Se considerarmos que arte é uma forma de comunicar emoções que podem provocar no destinatário diferentes reações / sentimentos; se entre estes estiverem satisfação, estranheza, espanto, felicidade, arrepio ou nojo, cumpriu-se a função da obra?

Farão sentido obras como Comedian de Maurizio Cattelan ou a Fonte de Duchamp? É certo que provocam discussão e a maioria insurge-se contra elas, mas é verdade que, esta última, revolucionou a arte ao dar importância à ideia em detrimento da beleza, introduzindo o conceito de ready-made (objeto já feito).

E assim um urinol passa a ser designado por “Fonte”. Surge integrado no movimento do Dadaísmo, que é uma crítica à Primeira Guerra Mundial (1914-1918).
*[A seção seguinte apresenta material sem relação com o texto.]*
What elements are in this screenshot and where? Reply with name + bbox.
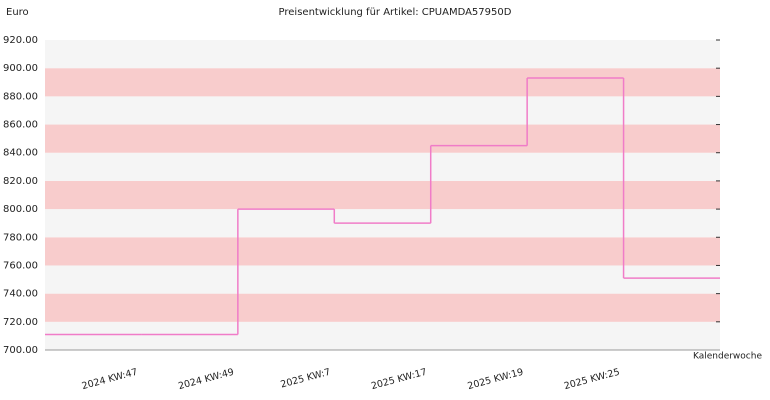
background-band	[45, 321, 720, 350]
y-tick-label: 740.00	[3, 289, 38, 300]
background-band	[45, 40, 720, 69]
background-band	[45, 96, 720, 125]
background-band	[45, 265, 720, 294]
y-tick-label: 760.00	[3, 260, 38, 271]
x-tick-label: 2024 KW:47	[81, 367, 139, 392]
y-tick-label: 880.00	[3, 91, 38, 102]
y-tick-label: 840.00	[3, 148, 38, 159]
y-tick-label: 700.00	[3, 345, 38, 356]
x-tick-label: 2025 KW:17	[370, 367, 428, 392]
y-tick-label: 780.00	[3, 232, 38, 243]
y-tick-label: 920.00	[3, 35, 38, 46]
background-band	[45, 68, 720, 97]
x-axis-label: Kalenderwoche	[693, 352, 762, 362]
background-band	[45, 293, 720, 322]
y-axis-label: Euro	[6, 7, 29, 18]
x-tick-label: 2025 KW:7	[279, 367, 331, 391]
y-tick-label: 800.00	[3, 204, 38, 215]
background-band	[45, 124, 720, 153]
y-tick-label: 820.00	[3, 176, 38, 187]
x-tick-label: 2025 KW:25	[563, 367, 621, 392]
y-tick-label: 900.00	[3, 63, 38, 74]
background-band	[45, 180, 720, 210]
background-band	[45, 237, 720, 266]
y-tick-label: 720.00	[3, 317, 38, 328]
x-tick-label: 2025 KW:19	[466, 367, 524, 392]
background-band	[45, 152, 720, 181]
y-tick-label: 860.00	[3, 120, 38, 131]
x-tick-label: 2024 KW:49	[177, 367, 235, 392]
chart-title: Preisentwicklung für Artikel: CPUAMDA579…	[279, 7, 512, 18]
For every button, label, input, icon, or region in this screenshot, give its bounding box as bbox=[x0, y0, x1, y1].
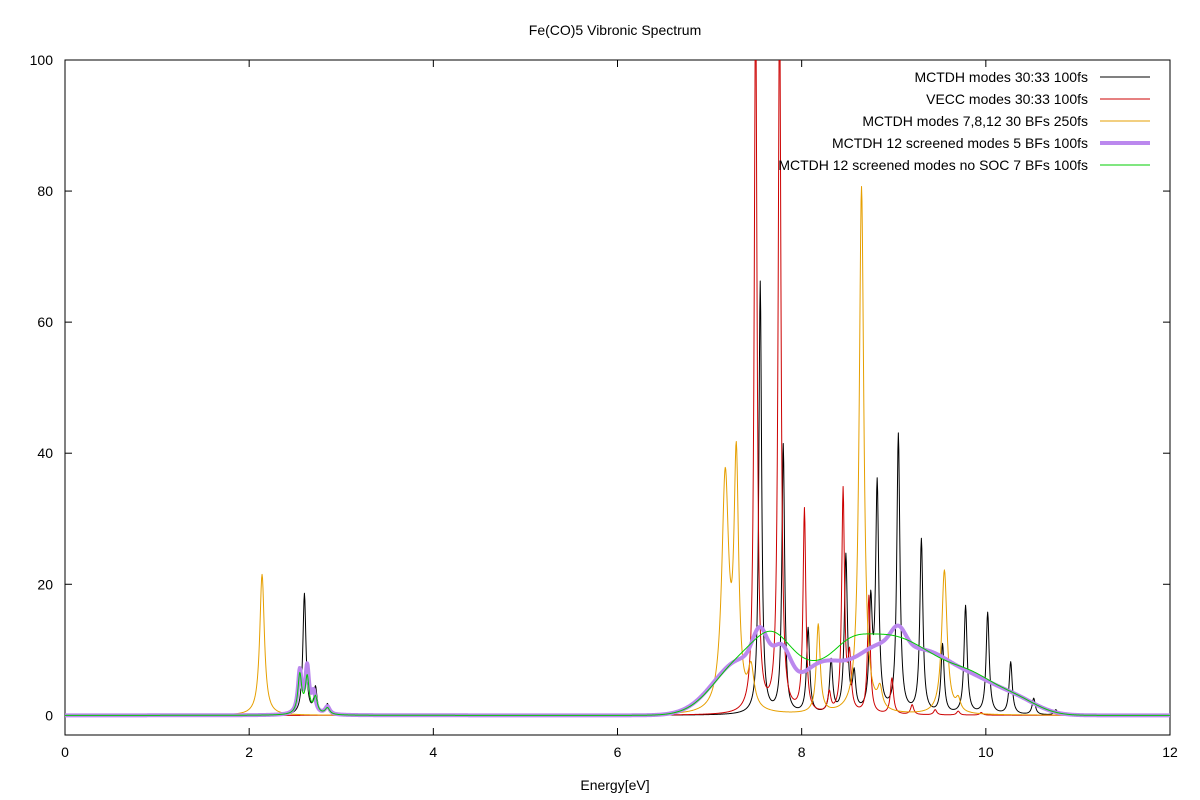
legend-entry-label: MCTDH modes 30:33 100fs bbox=[914, 69, 1088, 85]
y-tick-label: 0 bbox=[45, 707, 53, 723]
y-tick-label: 100 bbox=[30, 52, 54, 68]
legend: MCTDH modes 30:33 100fs VECC modes 30:33 … bbox=[778, 69, 1150, 173]
x-tick-label: 12 bbox=[1162, 744, 1178, 760]
y-tick-label: 20 bbox=[37, 576, 53, 592]
x-tick-label: 0 bbox=[61, 744, 69, 760]
series-line-2 bbox=[65, 186, 1170, 716]
x-tick-label: 8 bbox=[798, 744, 806, 760]
series-line-1 bbox=[65, 60, 1170, 716]
axis-ticks: 0 2 4 6 8 10 12 0 20 40 60 80 100 bbox=[30, 52, 1178, 760]
legend-entry-label: MCTDH modes 7,8,12 30 BFs 250fs bbox=[862, 113, 1088, 129]
x-tick-label: 2 bbox=[245, 744, 253, 760]
series-line-0 bbox=[65, 280, 1170, 716]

Como sabemos, as diferentes artes servem para alertar, chamar a atenção e muitas vezes contestar o que está mal no mundo e na sociedade ou simplesmente para serem fruídas ou nos darem prazer.
Trem de ferro
Também na literatura temos seguidores deste movimento, nomeadamente o escritor brasileiro Manuel Bandeira, que enfatiza a importância da palavra em detrimento do seu significado. É neste contexto que surge trem de ferro.

[imagem copiada daqui]
Os primeiros versos, “café com pão / café com pão / café com pão”, a sugerir o andamento sequenciado do comboio numa viagem pelo Brasil, transformam o quotidiano e a melodia em poesia cheia de musicalidade e ritmo. Se olharmos para o texto, mesmo antes da leitura, a forma já é em estrofes enfileiras e longas de versos curtos a sugerir as carruagens de um comboio.
O objetivo da obra de arte
Voltando um pouco atrás à definição de arte, vem-me à memória uma visita de estudo ao Centro Cultural de Belém com alunos do 9.ºano. Perante uma vitrine que exibia vidros partidos e lâminas (não me recordo do autor da peça) um aluno desabafa: “é estranha e causa-me arrepios”. Foi essa a emoção sentida pelo aluno e eu neste momento recordo este episódio porque me fez questionar sobre o objetivo da obra. Será que foi cumprido?
A fruição de uma obra depende da nossa sensibilidade e de nos interrogarmos sobre o porquê de ela ter direito a estar num museu de renome. Quantas vezes me questionei ao visitar museus de arte contemporânea sobre determinada obra. Alguém me disse em certa altura: “olhas, observas e gostas ou não gostas. Podes ter aí a resposta para as tuas dúvidas”. Assim tenho feito ao longo da vida.
Será que foi definido o conceito de arte — ou o caminho foi tão sinuoso que nada se aproveitou?